Vivere con un cocainomane
Buonasera a tutti, vi scrivo perché sono disperata e non so come iniziare a muovermi per uscirne. Cerco di farla breve: ho 25 anni, e il mio compagno 41. Persona di cuore, con un animo buono, ma vittima Putroppo di una bestia di droga, la cocaina, che lo trasforma in qualcosa di orribile. Quando ci siamo conosciuti non avevo dato molto peso a questa cosa, me ne sono sempre tenuta distante e ho sempre cercato di aiutarlo ma invano. Con il tempo ho scoperto che beve quando consuma, e gioca pure tantissimo alle slot. Sono 4 anni che stiamo insieme, io sono pienamente formata su tutto ciò che causano le sostanze , riconosco anche da come sale le scale se ne ha fatto uso. Ha perso dopo 20 anni il lavoro perché è stato visto consumare direttamente dal datore, non gli è servito a niente. I genitori sanno e fanno finta di non vedere. Ieri sera in particolare mi sono sentita scossa: a cena fuori mi ha fatto fare una figura pessima di fronte a tutti perché se l’é presa con un cameriere dal nulla. Io mi sento morire , mi sono andata a scusare in tutti i modi perché non sono e non voglio essere associata in alcun modo a questa persona. Non so più come comportarmi sono disperata. Quando beve così tanto e non ha la sostanza diventa cattivo, senza scrupoli. Mai violento fisicamente ma sempre psicologicamente. Mi vergogno a dirlo alla mia famiglia, terribilmente. Hanno un idea di lui che non esiste in quanto non l’hanno mai visto in certe situazioni. Mi sento persa .
Buongiorno Alice,
da quello che scrivi si sente una sofferenza profonda, fatta di stanchezza, vergogna e solitudine. Non sei confusa perché esageri, sei confusa perché da troppo tempo stai cercando di reggere una situazione che logora, anche quando c’è amore.La dipendenza del tuo compagno non è un dettaglio della sua vita: è qualcosa che prende spazio, cambia il suo modo di essere e rende tutto imprevedibile. Tu lo percepisci subito, dai piccoli segnali, e questo ti tiene sempre in allerta. Vivere così stanca chiunque, soprattutto quando ci si sente responsabili di tenere tutto sotto controllo.
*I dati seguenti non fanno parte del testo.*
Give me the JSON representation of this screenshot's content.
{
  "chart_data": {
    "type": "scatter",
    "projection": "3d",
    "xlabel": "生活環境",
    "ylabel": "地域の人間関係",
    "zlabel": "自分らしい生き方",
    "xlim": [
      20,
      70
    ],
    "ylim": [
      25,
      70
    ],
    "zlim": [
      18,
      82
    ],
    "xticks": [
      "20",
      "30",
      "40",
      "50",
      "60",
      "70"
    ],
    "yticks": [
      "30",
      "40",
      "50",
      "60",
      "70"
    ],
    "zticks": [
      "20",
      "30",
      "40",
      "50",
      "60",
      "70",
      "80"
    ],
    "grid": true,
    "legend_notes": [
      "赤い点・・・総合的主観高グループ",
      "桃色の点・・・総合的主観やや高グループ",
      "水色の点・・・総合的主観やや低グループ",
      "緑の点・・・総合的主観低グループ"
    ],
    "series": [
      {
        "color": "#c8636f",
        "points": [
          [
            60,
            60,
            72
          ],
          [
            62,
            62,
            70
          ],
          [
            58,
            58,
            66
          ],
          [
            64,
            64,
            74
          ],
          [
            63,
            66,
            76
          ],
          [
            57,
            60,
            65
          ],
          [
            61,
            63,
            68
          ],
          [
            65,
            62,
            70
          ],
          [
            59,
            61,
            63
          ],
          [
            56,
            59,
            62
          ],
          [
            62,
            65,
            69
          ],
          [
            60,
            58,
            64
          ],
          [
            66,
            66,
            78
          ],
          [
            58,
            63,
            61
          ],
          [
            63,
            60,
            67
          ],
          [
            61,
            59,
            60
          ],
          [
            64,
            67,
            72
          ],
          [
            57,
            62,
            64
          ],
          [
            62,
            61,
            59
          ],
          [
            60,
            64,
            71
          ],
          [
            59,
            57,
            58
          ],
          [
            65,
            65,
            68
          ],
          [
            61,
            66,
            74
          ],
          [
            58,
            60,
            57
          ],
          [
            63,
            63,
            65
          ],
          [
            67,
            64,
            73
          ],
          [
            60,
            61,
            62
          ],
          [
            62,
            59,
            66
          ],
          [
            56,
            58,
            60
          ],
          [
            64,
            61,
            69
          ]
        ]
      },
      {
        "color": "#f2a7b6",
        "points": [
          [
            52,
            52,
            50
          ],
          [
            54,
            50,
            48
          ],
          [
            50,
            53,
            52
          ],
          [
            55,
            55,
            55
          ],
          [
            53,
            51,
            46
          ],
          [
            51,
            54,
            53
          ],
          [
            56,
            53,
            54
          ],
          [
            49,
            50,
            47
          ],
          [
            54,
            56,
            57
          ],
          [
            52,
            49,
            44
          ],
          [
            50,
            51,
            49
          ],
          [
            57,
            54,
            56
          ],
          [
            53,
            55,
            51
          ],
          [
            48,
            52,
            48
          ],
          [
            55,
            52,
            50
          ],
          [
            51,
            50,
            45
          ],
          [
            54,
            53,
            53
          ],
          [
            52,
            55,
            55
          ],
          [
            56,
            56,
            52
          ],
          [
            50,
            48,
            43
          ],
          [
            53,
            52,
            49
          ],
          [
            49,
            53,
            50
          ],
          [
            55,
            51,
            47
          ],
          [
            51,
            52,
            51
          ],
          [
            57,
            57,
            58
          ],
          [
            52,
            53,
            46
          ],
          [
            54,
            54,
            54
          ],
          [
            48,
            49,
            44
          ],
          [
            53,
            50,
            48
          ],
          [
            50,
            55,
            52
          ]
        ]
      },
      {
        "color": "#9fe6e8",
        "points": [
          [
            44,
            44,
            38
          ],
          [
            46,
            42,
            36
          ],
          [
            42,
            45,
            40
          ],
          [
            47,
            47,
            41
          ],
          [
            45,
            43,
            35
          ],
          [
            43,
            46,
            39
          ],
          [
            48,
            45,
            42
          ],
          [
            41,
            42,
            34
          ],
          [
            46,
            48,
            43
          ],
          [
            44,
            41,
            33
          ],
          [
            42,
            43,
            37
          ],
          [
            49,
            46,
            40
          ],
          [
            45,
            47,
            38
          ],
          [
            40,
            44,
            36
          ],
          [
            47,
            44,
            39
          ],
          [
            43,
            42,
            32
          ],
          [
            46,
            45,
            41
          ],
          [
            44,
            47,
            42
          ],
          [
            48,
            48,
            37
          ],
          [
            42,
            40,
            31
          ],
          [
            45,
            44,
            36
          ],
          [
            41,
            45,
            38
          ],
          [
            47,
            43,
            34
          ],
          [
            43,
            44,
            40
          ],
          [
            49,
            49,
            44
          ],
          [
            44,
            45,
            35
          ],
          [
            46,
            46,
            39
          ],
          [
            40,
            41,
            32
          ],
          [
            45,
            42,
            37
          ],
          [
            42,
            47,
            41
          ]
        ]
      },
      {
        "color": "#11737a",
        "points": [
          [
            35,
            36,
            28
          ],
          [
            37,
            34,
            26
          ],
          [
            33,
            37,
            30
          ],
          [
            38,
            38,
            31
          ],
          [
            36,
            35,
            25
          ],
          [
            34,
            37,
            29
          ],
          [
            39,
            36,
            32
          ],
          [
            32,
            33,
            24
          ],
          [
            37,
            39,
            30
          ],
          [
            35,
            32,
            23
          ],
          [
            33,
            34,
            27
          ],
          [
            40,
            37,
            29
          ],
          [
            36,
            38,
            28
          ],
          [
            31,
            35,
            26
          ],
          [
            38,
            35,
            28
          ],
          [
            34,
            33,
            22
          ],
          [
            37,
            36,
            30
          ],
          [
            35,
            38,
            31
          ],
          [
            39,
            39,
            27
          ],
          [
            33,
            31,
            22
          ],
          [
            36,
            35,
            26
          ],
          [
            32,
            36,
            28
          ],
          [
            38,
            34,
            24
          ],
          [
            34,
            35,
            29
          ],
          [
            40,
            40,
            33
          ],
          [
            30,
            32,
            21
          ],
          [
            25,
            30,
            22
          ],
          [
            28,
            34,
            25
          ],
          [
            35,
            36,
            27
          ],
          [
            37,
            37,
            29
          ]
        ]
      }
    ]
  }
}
La scena al ristorante ti ha colpita nel profondo perché ha superato un limite. Non è stata solo una figuraccia: è stato il bisogno di prendere le distanze da un comportamento che non ti rappresenta. Sei andata a scusarti perché sei una persona sensibile e rispettosa, ma non era un peso che doveva ricadere su di te.
Quando bevi o manca la sostanza, dici che diventa cattivo. Anche senza violenza fisica, certe parole, certi atteggiamenti e quella tensione costante entrano dentro piano piano. Ti fanno sentire sempre sul filo, confusa, stanca, svuotata. Sentirti persa non significa che tu sia fragile: significa che questa situazione ti sta consumando.
È comprensibile che tu faccia fatica a parlarne con la tua famiglia. Quando chi ami vede solo una parte della persona, raccontare il resto fa paura e mette vergogna. Ma tenerti tutto dentro ti sta lasciando sola con un peso enorme, e nessuno dovrebbe portarlo da solo.Forse adesso non è il momento di decidere tutto. È il momento di fermarti un attimo e guardare come stai tu, senza giustificare nessuno e senza colpevolizzarti. L’amore non dovrebbe farti vivere nella paura o nella vergogna.
Qualunque strada sceglierai, ricordati che non sei obbligata a salvare nessuno sacrificando te stessa. Chiedere aiuto per te, anche solo per iniziare a fare chiarezza, è un atto di cura. E te lo meriti.